7. Sky Drive Integration.
Windows 8 had a pretty good integration into SkyDrive, but it was still app and program based. In Windows 8.1 it is integrated directly into the operating system. This gives you a more stable reliable integration and also opens up some really nice features. My favorite being the Save to SkyDrive option. This gives you the option to have your SkyDrive as the default save location for your files. This is a great feature on a mobile device that can potentially get lost or damaged. To set this option use the right charm and select “Settings” and then “Change PC Settings”. Under the SkyDrive option will see a toggle labeled “Save documents to SkyDrive by default”. Flip the toggle and the next time you go to save a document the default location will be your SkyDrive.

8. App Updates.
In Windows 8 the system would prompt you via the store app whenever any of your installed apps have an update available. My biggest complaint about this was that you would get bombarded by updates for several apps at the same time. In Windows 8.1 you can actually set it to update your apps automatically in the background. To set this option you go into the store app use the right side charm and select the “Settings” option. You will see an option for “App Updates”; select this and on the next page you will see a toggle labeled “Automatically update my apps”; flip that toggle and the app update process with be automated in the background.

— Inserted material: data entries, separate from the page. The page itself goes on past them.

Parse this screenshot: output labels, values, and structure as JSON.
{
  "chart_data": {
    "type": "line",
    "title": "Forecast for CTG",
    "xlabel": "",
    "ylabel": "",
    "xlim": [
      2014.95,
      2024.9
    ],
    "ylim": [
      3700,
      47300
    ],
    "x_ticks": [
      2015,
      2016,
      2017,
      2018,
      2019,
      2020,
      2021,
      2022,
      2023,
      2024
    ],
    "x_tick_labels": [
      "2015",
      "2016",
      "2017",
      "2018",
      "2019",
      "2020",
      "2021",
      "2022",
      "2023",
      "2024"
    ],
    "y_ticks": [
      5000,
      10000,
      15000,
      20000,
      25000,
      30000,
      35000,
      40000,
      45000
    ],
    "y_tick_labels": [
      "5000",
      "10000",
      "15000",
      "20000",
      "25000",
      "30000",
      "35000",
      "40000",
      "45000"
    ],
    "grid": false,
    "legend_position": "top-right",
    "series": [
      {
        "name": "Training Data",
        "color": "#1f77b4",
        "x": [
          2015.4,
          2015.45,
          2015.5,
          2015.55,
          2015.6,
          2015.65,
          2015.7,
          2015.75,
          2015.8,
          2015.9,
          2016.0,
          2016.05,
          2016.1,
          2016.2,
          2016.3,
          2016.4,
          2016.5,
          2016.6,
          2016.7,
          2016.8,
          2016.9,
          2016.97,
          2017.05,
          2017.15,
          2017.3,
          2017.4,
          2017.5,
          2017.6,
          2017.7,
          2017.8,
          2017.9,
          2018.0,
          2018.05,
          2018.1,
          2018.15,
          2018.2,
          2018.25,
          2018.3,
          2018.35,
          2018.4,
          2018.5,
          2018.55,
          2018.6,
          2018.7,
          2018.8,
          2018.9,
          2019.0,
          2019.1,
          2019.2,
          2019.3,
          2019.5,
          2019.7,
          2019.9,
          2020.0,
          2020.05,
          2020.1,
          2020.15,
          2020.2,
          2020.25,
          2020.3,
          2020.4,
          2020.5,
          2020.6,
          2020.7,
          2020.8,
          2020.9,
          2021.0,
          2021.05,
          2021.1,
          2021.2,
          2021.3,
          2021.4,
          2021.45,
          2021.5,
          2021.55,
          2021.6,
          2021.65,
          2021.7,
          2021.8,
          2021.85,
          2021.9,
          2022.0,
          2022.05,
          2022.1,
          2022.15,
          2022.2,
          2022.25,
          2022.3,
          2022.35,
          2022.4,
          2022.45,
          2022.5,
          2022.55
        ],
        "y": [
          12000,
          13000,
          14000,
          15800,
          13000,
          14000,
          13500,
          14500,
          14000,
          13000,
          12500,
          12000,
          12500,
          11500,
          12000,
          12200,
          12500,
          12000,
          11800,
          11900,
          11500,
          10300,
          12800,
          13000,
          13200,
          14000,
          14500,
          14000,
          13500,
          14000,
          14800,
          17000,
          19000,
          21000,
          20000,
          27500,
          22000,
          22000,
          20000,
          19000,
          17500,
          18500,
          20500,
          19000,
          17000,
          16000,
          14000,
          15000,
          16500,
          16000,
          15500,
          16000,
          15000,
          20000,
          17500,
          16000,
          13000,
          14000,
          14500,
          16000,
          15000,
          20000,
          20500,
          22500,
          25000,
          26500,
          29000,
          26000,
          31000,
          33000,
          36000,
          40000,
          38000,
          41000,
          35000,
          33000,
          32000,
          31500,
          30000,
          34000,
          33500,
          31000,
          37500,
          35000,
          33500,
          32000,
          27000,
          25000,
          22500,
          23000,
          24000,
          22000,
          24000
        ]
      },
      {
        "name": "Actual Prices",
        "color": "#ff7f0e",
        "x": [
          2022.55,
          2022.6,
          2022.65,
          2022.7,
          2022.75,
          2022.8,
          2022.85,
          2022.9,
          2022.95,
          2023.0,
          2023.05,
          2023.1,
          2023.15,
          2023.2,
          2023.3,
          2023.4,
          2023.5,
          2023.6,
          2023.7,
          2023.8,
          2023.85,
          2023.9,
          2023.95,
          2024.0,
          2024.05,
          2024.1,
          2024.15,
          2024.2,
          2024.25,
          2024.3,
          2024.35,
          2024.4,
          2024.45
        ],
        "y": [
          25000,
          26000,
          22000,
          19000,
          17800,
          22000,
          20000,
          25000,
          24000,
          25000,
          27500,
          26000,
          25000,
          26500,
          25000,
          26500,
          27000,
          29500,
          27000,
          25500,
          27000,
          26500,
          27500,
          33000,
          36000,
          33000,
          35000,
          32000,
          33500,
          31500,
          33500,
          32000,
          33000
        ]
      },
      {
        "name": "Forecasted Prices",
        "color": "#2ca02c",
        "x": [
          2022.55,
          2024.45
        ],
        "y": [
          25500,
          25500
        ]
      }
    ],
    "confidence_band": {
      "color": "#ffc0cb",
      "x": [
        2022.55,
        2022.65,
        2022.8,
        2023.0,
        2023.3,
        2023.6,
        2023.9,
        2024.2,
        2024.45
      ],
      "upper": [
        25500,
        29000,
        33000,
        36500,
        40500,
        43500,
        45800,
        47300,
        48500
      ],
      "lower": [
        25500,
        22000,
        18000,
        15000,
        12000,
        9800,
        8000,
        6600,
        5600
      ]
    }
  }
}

9. Start Screen Organization.
Windows 8.1 has several updates to the start screen ranging from a wider selection of live tile sizes to the ability to add and change the names of your app groups on your start screen. The later may sound like nothing special but you would be surprised at how much easier it is to find items in your start screen when you can actually name the groups they are organized in. Personally I name them based on whether they are work or fun related and based on a common task. So I will have one group for the more common daily work tasks and another for all my media based apps (music, video, Hulu, iHeartRadio, etc) and another for all my general utilities and another for all my programming related programs. This way if I am going to be doing some coding all my programs relating to this are grouped together and the group is labeled Programming.